Betaine was originally extracted from sugar beets and is one of the plants that contains the most betaine. It is widely distributed in animals, plants, and microorganisms, and silently plays an important metabolic role. According to the relevant literature, betaine can promote fat metabolism, protect the kidneys, increase appetite and other effects.
Why it can promote fat metabolism shows that betaine must play an important regulatory role in the circulation process of fat metabolism. Then, detecting the content of betaine, understanding the molecular mechanism of betaine, and studying the metabolic process where betaine is located are not only conducive to the application of betaine function, but also can play a regulatory role in human health. At the same time, betaine also has the effect of dilating blood vessels. Understanding why it works the way it does is something that needs to be studied in depth.
If the betaine content is to be detected, the betaine extract needs to be separated from the sample before it can be determined on a chromatograph. Here, again, we use high-performance liquid chromatography. How to extract betaine still depends on its chemical or biological properties. It is dissolved in water or methanol and ethanol, and betaine has an aromatic sweet taste, so it can be extracted by water or alcohol.

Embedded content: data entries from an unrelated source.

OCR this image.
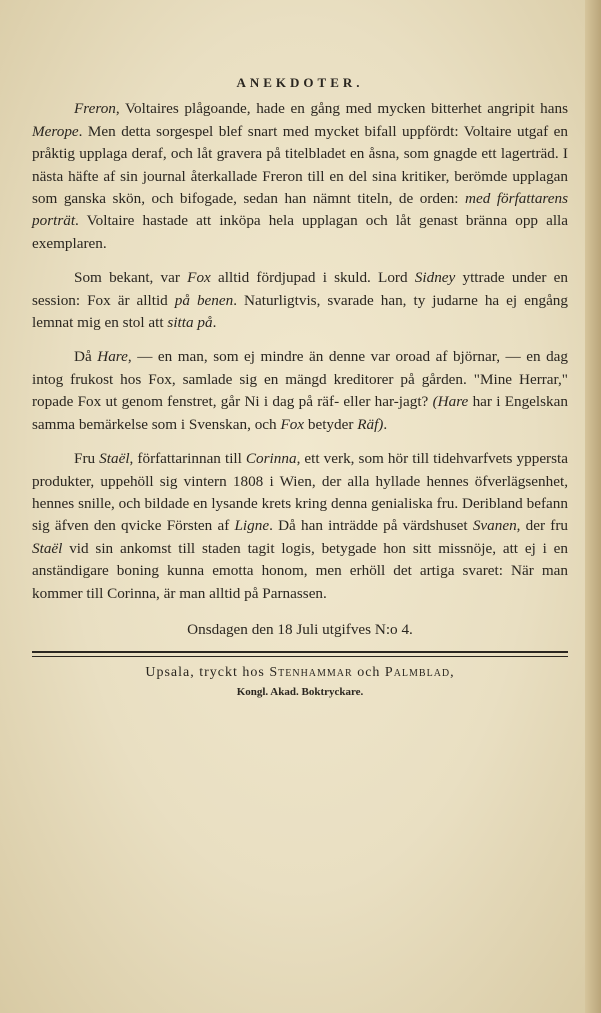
ANEKDOTER.

Freron, Voltaires plågoande, hade en gång med mycken bitterhet angripit hans Merope. Men detta sorgespel blef snart med mycket bifall uppfördt: Voltaire utgaf en pråktig upplaga deraf, och låt gravera på titelbladet en åsna, som gnagde ett lagerträd. I nästa häfte af sin journal återkallade Freron till en del sina kritiker, berömde upplagan som ganska skön, och bifogade, sedan han nämnt titeln, de orden: med författarens porträt. Voltaire hastade att inköpa hela upplagan och låt genast bränna opp alla exemplaren.

Som bekant, var Fox alltid fördjupad i skuld. Lord Sidney yttrade under en session: Fox är alltid på benen. Naturligtvis, svarade han, ty judarne ha ej engång lemnat mig en stol att sitta på.

Då Hare, — en man, som ej mindre än denne var oroad af björnar, — en dag intog frukost hos Fox, samlade sig en mängd kreditorer på gården. "Mine Herrar," ropade Fox ut genom fenstret, går Ni i dag på räf- eller har-jagt? (Hare har i Engelskan samma bemärkelse som i Svenskan, och Fox betyder Räf).

Fru Staël, författarinnan till Corinna, ett verk, som hör till tidehvarfvets yppersta produkter, uppehöll sig vintern 1808 i Wien, der alla hyllade hennes öfverlägsenhet, hennes snille, och bildade en lysande krets kring denna genialiska fru. Deribland befann sig äfven den qvicke Försten af Ligne. Då han inträdde på värdshuset Svanen, der fru Staël vid sin ankomst till staden tagit logis, betygade hon sitt missnöje, att ej i en anständigare boning kunna emotta honom, men erhöll det artiga svaret: När man kommer till Corinna, är man alltid på Parnassen.

Onsdagen den 18 Juli utgifves N:o 4.

Upsala, tryckt hos Stenhammar och Palmblad,
Kongl. Akad. Boktryckare.
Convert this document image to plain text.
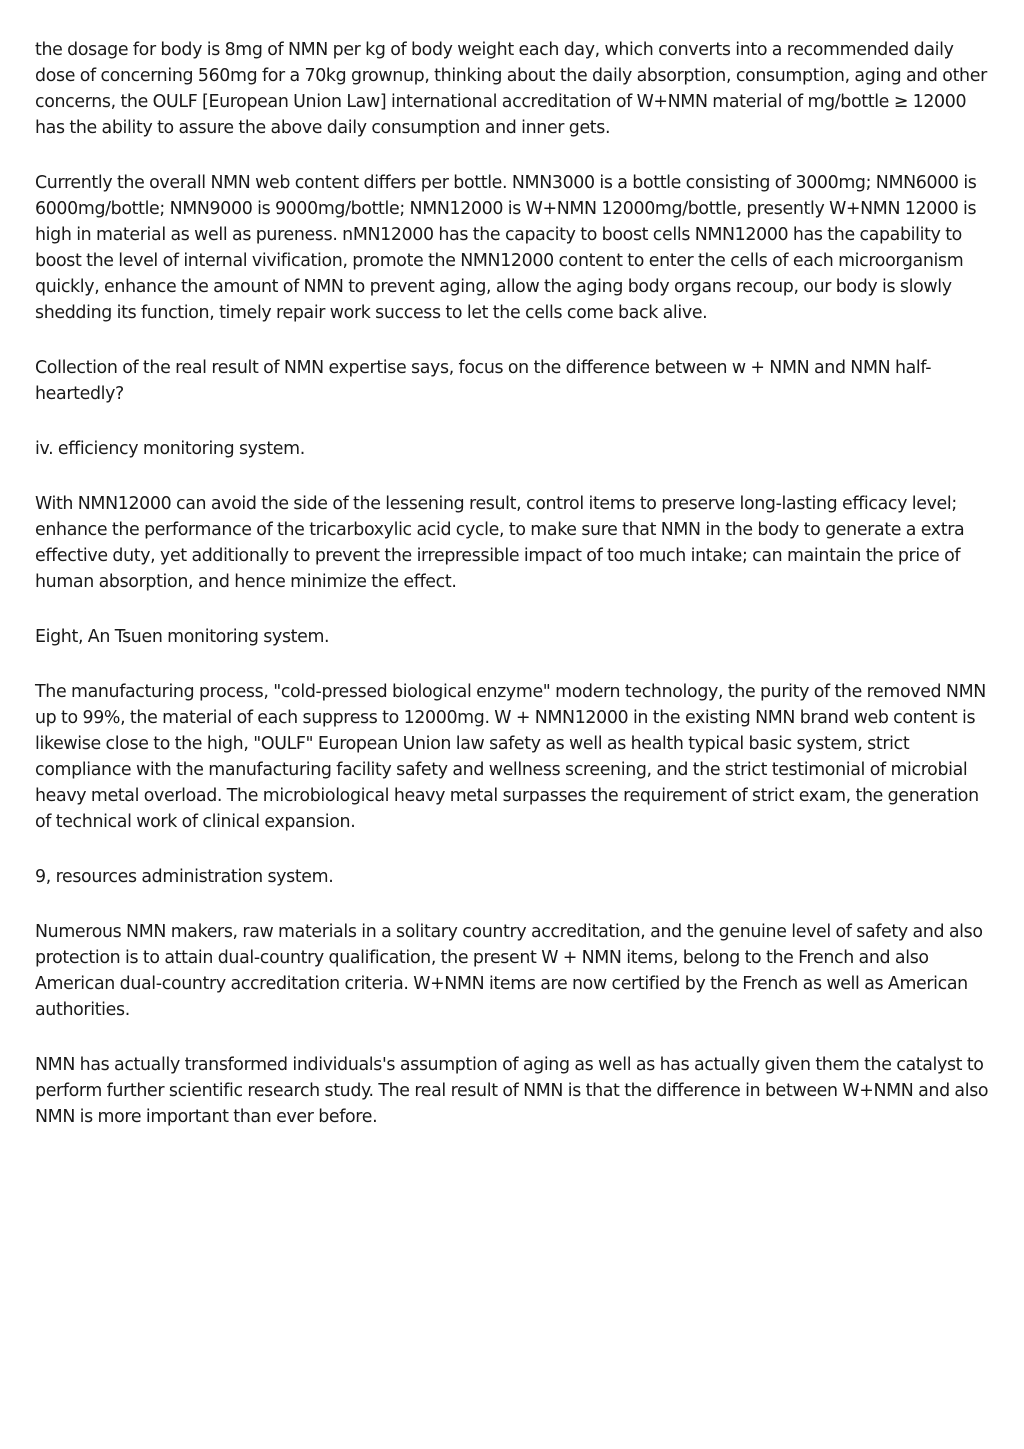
the dosage for body is 8mg of NMN per kg of body weight each day, which converts into a recommended daily dose of concerning 560mg for a 70kg grownup, thinking about the daily absorption, consumption, aging and other concerns, the OULF [European Union Law] international accreditation of W+NMN material of mg/bottle ≥ 12000 has the ability to assure the above daily consumption and inner gets.

Currently the overall NMN web content differs per bottle. NMN3000 is a bottle consisting of 3000mg; NMN6000 is 6000mg/bottle; NMN9000 is 9000mg/bottle; NMN12000 is W+NMN 12000mg/bottle, presently W+NMN 12000 is high in material as well as pureness. nMN12000 has the capacity to boost cells NMN12000 has the capability to boost the level of internal vivification, promote the NMN12000 content to enter the cells of each microorganism quickly, enhance the amount of NMN to prevent aging, allow the aging body organs recoup, our body is slowly shedding its function, timely repair work success to let the cells come back alive.

Collection of the real result of NMN expertise says, focus on the difference between w + NMN and NMN half-heartedly?

iv. efficiency monitoring system.

With NMN12000 can avoid the side of the lessening result, control items to preserve long-lasting efficacy level; enhance the performance of the tricarboxylic acid cycle, to make sure that NMN in the body to generate a extra effective duty, yet additionally to prevent the irrepressible impact of too much intake; can maintain the price of human absorption, and hence minimize the effect.

Eight, An Tsuen monitoring system.

The manufacturing process, "cold-pressed biological enzyme" modern technology, the purity of the removed NMN up to 99%, the material of each suppress to 12000mg. W + NMN12000 in the existing NMN brand web content is likewise close to the high, "OULF" European Union law safety as well as health typical basic system, strict compliance with the manufacturing facility safety and wellness screening, and the strict testimonial of microbial heavy metal overload. The microbiological heavy metal surpasses the requirement of strict exam, the generation of technical work of clinical expansion.

9, resources administration system.

Numerous NMN makers, raw materials in a solitary country accreditation, and the genuine level of safety and also protection is to attain dual-country qualification, the present W + NMN items, belong to the French and also American dual-country accreditation criteria. W+NMN items are now certified by the French as well as American authorities.

NMN has actually transformed individuals's assumption of aging as well as has actually given them the catalyst to perform further scientific research study. The real result of NMN is that the difference in between W+NMN and also NMN is more important than ever before.
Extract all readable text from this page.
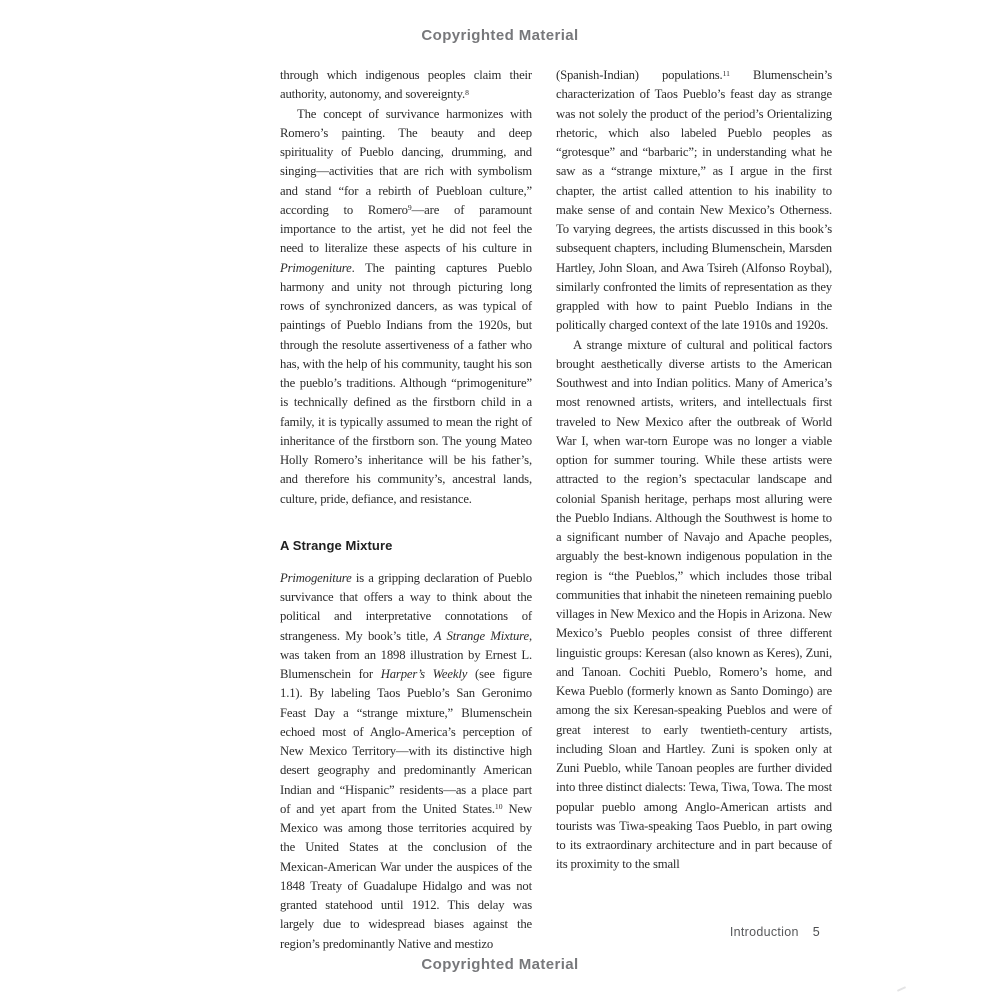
Copyrighted Material

through which indigenous peoples claim their authority, autonomy, and sovereignty.$^8$

The concept of survivance harmonizes with Romero’s painting. The beauty and deep spirituality of Pueblo dancing, drumming, and singing—activities that are rich with symbolism and stand “for a rebirth of Puebloan culture,” according to Romero$^9$—are of paramount importance to the artist, yet he did not feel the need to literalize these aspects of his culture in Primogeniture. The painting captures Pueblo harmony and unity not through picturing long rows of synchronized dancers, as was typical of paintings of Pueblo Indians from the 1920s, but through the resolute assertiveness of a father who has, with the help of his community, taught his son the pueblo’s traditions. Although “primogeniture” is technically defined as the firstborn child in a family, it is typically assumed to mean the right of inheritance of the firstborn son. The young Mateo Holly Romero’s inheritance will be his father’s, and therefore his community’s, ancestral lands, culture, pride, defiance, and resistance.

A Strange Mixture

Primogeniture is a gripping declaration of Pueblo survivance that offers a way to think about the political and interpretative connotations of strangeness. My book’s title, A Strange Mixture, was taken from an 1898 illustration by Ernest L. Blumenschein for Harper’s Weekly (see figure 1.1). By labeling Taos Pueblo’s San Geronimo Feast Day a “strange mixture,” Blumenschein echoed most of Anglo-America’s perception of New Mexico Territory—with its distinctive high desert geography and predominantly American Indian and “Hispanic” residents—as a place part of and yet apart from the United States.$^{10}$ New Mexico was among those territories acquired by the United States at the conclusion of the Mexican-American War under the auspices of the 1848 Treaty of Guadalupe Hidalgo and was not granted statehood until 1912. This delay was largely due to widespread biases against the region’s predominantly Native and mestizo

(Spanish-Indian) populations.$^{11}$ Blumenschein’s characterization of Taos Pueblo’s feast day as strange was not solely the product of the period’s Orientalizing rhetoric, which also labeled Pueblo peoples as “grotesque” and “barbaric”; in understanding what he saw as a “strange mixture,” as I argue in the first chapter, the artist called attention to his inability to make sense of and contain New Mexico’s Otherness. To varying degrees, the artists discussed in this book’s subsequent chapters, including Blumenschein, Marsden Hartley, John Sloan, and Awa Tsireh (Alfonso Roybal), similarly confronted the limits of representation as they grappled with how to paint Pueblo Indians in the politically charged context of the late 1910s and 1920s.

A strange mixture of cultural and political factors brought aesthetically diverse artists to the American Southwest and into Indian politics. Many of America’s most renowned artists, writers, and intellectuals first traveled to New Mexico after the outbreak of World War I, when war-torn Europe was no longer a viable option for summer touring. While these artists were attracted to the region’s spectacular landscape and colonial Spanish heritage, perhaps most alluring were the Pueblo Indians. Although the Southwest is home to a significant number of Navajo and Apache peoples, arguably the best-known indigenous population in the region is “the Pueblos,” which includes those tribal communities that inhabit the nineteen remaining pueblo villages in New Mexico and the Hopis in Arizona. New Mexico’s Pueblo peoples consist of three different linguistic groups: Keresan (also known as Keres), Zuni, and Tanoan. Cochiti Pueblo, Romero’s home, and Kewa Pueblo (formerly known as Santo Domingo) are among the six Keresan-speaking Pueblos and were of great interest to early twentieth-century artists, including Sloan and Hartley. Zuni is spoken only at Zuni Pueblo, while Tanoan peoples are further divided into three distinct dialects: Tewa, Tiwa, Towa. The most popular pueblo among Anglo-American artists and tourists was Tiwa-speaking Taos Pueblo, in part owing to its extraordinary architecture and in part because of its proximity to the small

Introduction 5
Copyrighted Material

High performance liquid chromatography (HPLC) can quickly and accurately detect the content of betaine. In this case, a reversed-phase C18 column was used for the detection of betaine content, and the response data was obtained with a UV detector at a wavelength of 254 nm. The content of betaine in the sample was determined by external standard method. The betaine standard stock solution was diluted with acetonitrile solution, and the samples were detected from low to high in turn, the mass concentration was the abscissa, and the corresponding peak area was used as the ordinate for linear regression, and the standard curve regression equation was obtained. The standard working solution and the sample volume solution were injected for determination, and the chromatographic peak retention time was used to qualitatively quantify, and the chromatographic peak area of the standard sample and the peak area of the sample solution were compared and quantified.